Succession planning has been on our agenda for the past year and it is exciting to see a new group of leaders taking the reins and embracing the next stage of PWN Global.

I believe our sense of ownership and accountability is amplified in a volunteer organization, or at least it was for me. Leadership at an NGO requires a generous spirit, a passion to make a difference, dedication to the cause and a lot of hard work. Perhaps it’s because we’re leading this For Purpose network from the head AND from the heart. You volunteer because of an intrinsic connection and PWN Global is all about this.

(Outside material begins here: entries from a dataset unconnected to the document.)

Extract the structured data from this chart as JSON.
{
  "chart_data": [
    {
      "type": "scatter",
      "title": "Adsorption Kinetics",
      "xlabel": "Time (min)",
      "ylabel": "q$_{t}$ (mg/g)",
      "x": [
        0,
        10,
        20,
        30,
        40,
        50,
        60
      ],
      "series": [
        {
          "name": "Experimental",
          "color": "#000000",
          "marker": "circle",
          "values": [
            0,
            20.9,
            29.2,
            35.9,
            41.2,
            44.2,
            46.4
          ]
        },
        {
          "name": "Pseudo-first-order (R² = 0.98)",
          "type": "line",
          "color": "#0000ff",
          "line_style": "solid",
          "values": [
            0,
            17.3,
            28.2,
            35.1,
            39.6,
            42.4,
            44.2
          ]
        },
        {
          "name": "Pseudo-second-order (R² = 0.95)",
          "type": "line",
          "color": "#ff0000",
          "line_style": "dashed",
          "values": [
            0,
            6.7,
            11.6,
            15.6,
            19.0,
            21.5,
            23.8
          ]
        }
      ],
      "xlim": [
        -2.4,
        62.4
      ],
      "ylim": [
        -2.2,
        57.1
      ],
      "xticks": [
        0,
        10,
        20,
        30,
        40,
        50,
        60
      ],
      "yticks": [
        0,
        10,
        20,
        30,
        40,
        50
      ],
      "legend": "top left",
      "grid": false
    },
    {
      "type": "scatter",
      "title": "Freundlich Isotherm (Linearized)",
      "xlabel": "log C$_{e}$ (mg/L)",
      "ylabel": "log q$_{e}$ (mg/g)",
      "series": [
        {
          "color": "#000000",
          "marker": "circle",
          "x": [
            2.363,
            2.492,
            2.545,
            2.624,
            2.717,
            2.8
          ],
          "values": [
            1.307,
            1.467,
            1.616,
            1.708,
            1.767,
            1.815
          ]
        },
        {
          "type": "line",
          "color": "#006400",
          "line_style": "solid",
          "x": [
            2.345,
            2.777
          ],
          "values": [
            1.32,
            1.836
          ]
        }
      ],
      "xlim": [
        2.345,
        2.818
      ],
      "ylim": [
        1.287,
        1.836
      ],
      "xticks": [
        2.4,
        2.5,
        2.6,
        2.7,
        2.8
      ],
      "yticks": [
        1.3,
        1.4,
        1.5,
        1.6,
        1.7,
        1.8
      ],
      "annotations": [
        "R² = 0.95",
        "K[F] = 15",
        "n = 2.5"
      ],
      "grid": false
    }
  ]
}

I have been reminded that one’s own success is directly correlated with the success stories shared by others who are connected to the network. Our volunteers and community are leading busy lives, professionally and personally, which creates challenges in accessing them, and fully leveraging them. My advice to the next Board of PWN would be not to take the silence personally, but to persist in trying to connect and empower our global community to get involved and push progress.

I’m excited about what the future holds and anticipating more free time to fill with new and interesting endeavors. As I get more engaged with my own business again, I also realize that regardless of what fills my newly found “space”, sharing and celebrating the wonderful stories of our members, boards, volunteer teams and successes of our city networks will be ongoing. These success stories are what make PWN Global thrive.